And, to round out my 5-a-day reviews, here's 2 more:
When Reynie's tutor sees an ad in the newspaper asking "are you a gifted child looking for special opportunities?" she signs him right up. What "it" turns out to be is a series of very odd tests. Slowly, the other children are weeded out until it's just Reynie, a boy named Sticky, and two girls--Kate and Constance. They all have different talents and abilities, and until they find each other, they are all very much alone. Together, they are the Mysterious Benedict Society.
Their mission is to infiltrate the Learning Institute for the Very Enlightened. TI is from this elite school that subliminal messages are being out over TV signals, tricking the populace into thinking there is a great crisis and change needs to occur. It's up to the kids to figure out what the point of the messages is and how to stop it.
Stewart's wacky characters, nefarious villains, and twisting plot all make for a sure fire hit. The art work is also superb. This is one that older readers are going to stay up all night reading with their flashlight under the covers.
The Mysterious Benedict Society and the Perilous Journey Trenton Lee Stewart
It's been a year, and the kids are reunited for an exciting adventure planned by Mr. Benedict...
But, when he's been kidnapped, following the clues around the world is less a fun adventure, and more a race to save his life.
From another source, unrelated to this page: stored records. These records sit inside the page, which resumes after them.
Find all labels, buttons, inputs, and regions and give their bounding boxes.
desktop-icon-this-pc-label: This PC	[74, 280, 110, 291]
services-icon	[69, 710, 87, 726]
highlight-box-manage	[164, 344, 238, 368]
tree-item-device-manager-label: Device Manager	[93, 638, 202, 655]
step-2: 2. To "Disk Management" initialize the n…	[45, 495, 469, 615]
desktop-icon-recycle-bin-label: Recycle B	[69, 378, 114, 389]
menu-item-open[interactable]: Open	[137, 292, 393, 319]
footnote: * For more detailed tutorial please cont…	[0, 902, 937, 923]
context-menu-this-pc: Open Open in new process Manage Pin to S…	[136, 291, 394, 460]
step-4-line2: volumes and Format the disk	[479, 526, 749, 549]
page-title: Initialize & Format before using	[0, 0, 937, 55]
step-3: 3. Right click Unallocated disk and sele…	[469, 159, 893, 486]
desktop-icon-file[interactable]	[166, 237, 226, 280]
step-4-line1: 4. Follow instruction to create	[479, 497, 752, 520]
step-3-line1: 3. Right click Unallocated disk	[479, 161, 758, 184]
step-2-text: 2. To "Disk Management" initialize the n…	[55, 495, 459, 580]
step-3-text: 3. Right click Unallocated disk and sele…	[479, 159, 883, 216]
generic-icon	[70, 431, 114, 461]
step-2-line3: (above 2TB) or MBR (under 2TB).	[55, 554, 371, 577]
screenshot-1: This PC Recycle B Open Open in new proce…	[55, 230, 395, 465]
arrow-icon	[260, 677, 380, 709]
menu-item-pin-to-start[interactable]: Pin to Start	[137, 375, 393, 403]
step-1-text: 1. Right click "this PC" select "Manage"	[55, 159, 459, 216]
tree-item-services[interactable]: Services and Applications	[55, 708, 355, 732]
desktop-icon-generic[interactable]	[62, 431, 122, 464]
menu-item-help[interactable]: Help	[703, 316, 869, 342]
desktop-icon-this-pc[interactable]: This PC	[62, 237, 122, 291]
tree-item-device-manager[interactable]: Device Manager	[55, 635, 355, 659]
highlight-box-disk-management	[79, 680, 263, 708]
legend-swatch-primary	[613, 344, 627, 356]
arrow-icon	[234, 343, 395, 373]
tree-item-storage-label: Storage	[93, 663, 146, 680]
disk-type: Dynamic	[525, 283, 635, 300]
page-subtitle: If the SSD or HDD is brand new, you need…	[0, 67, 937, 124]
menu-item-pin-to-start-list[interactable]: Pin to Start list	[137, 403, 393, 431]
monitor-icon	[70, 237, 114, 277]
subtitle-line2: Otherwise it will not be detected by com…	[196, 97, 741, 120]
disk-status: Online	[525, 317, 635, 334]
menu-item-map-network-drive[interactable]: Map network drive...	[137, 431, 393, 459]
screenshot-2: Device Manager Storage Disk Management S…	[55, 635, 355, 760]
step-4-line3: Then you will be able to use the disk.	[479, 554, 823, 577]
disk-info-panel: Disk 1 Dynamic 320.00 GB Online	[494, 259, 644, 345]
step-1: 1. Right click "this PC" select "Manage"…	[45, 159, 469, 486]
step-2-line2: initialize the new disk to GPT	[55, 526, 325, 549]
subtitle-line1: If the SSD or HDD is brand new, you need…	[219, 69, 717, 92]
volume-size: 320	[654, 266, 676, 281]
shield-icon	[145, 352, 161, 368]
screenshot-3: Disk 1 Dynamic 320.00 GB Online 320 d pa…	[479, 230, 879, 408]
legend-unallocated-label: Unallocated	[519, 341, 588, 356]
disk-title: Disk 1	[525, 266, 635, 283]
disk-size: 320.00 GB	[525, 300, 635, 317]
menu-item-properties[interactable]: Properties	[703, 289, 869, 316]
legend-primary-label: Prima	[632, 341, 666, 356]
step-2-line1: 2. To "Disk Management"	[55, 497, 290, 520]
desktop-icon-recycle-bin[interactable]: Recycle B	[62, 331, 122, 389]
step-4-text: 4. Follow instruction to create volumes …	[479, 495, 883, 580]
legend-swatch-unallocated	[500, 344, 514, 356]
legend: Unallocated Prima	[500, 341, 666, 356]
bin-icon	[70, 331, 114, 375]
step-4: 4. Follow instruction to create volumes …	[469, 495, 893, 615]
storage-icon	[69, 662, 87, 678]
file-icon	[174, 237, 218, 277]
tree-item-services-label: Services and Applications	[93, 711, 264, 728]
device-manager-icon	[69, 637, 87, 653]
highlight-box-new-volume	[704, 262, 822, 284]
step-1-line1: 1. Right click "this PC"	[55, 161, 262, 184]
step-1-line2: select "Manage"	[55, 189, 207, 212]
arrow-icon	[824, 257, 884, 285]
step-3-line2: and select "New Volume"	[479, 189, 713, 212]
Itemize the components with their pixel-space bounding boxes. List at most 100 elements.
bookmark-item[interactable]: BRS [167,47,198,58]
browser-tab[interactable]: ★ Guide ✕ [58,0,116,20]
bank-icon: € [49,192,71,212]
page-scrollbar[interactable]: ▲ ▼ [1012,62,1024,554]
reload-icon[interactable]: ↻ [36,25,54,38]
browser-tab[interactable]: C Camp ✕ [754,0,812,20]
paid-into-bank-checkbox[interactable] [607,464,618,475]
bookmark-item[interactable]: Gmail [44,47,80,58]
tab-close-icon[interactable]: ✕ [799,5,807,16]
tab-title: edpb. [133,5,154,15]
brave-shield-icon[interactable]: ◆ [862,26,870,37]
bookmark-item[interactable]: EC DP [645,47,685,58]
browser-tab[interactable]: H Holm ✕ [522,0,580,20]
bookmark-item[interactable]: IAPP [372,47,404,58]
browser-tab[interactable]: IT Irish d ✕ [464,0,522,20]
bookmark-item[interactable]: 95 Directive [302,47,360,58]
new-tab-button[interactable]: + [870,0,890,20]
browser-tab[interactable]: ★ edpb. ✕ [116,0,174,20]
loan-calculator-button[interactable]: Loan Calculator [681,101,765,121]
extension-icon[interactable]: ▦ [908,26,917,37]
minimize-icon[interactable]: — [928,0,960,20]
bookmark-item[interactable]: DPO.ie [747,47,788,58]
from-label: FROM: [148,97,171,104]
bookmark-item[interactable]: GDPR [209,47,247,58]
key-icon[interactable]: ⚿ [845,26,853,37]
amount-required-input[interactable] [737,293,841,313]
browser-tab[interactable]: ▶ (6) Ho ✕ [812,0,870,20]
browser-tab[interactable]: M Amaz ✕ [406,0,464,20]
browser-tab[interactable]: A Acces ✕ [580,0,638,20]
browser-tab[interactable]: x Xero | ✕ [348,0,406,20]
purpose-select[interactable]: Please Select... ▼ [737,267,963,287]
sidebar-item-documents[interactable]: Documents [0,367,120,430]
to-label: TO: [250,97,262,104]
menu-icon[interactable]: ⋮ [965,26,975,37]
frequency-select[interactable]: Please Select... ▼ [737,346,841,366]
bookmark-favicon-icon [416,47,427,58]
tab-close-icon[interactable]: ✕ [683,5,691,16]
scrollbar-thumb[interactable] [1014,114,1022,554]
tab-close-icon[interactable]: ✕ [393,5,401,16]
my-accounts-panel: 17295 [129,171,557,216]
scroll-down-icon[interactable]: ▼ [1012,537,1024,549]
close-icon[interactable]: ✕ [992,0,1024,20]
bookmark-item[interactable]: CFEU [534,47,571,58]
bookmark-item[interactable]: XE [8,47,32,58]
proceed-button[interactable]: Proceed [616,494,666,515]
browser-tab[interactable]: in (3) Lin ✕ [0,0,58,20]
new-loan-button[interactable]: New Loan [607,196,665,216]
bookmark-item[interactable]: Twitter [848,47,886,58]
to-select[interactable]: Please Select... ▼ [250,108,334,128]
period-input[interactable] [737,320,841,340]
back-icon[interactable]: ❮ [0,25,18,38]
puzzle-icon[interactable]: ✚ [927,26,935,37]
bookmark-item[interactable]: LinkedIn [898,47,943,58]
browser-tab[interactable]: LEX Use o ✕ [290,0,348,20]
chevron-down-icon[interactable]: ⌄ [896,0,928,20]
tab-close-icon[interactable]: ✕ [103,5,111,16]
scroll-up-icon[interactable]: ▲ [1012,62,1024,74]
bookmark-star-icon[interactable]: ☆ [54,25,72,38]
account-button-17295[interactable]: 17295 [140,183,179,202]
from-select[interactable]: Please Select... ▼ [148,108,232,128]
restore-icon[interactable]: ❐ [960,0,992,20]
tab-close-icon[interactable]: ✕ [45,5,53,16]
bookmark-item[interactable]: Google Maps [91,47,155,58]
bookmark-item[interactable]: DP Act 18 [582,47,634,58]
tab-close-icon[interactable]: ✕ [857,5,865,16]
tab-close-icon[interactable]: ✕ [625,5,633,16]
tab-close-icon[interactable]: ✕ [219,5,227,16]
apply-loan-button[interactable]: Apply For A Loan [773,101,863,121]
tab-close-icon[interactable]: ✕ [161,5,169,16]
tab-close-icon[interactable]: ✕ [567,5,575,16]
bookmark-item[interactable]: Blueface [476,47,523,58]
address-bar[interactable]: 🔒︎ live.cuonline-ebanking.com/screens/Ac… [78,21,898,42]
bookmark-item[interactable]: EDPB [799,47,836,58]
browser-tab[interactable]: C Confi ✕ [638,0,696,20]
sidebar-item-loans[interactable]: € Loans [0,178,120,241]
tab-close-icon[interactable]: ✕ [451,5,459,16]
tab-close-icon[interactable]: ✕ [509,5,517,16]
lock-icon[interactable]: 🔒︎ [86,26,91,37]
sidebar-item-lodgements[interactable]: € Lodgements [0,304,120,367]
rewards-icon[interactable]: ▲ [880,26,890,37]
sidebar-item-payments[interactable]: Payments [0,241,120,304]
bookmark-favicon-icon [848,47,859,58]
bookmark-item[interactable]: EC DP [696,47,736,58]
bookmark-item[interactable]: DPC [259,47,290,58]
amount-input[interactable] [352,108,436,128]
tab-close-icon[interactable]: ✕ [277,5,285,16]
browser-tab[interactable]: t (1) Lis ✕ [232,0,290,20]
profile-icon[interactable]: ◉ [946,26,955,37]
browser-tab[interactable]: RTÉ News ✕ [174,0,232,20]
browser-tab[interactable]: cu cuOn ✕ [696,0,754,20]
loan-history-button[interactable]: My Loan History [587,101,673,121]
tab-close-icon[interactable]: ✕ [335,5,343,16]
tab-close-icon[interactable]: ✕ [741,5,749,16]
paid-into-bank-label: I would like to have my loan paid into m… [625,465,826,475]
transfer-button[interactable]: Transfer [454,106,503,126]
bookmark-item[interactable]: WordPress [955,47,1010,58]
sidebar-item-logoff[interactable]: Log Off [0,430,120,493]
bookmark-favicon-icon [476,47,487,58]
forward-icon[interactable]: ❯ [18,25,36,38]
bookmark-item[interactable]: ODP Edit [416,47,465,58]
Mr. Curtain is once again behind the evil plot, and his henchman are even more horrible than before.
If you liked the first, you'll like this, easy-peasey. The characters have evolved, but Reynie is so compassionate and good at reading his friends, several confrontations that could erupt don't. On one hand, I wanted them to, on the other hand, it would have distracted from all the action.
This also has the perfect necessary quality for a sequel-- even though it's been a few months, after a few pages, I was fully immersed in this world and it was like greeting an old friend. (A good book then, to read on a weekend that was full of greeting old friends!)
These are great big thick books that readers will love. Constance Contraire, the rude, rhyming, 3-year-old remains my favorite.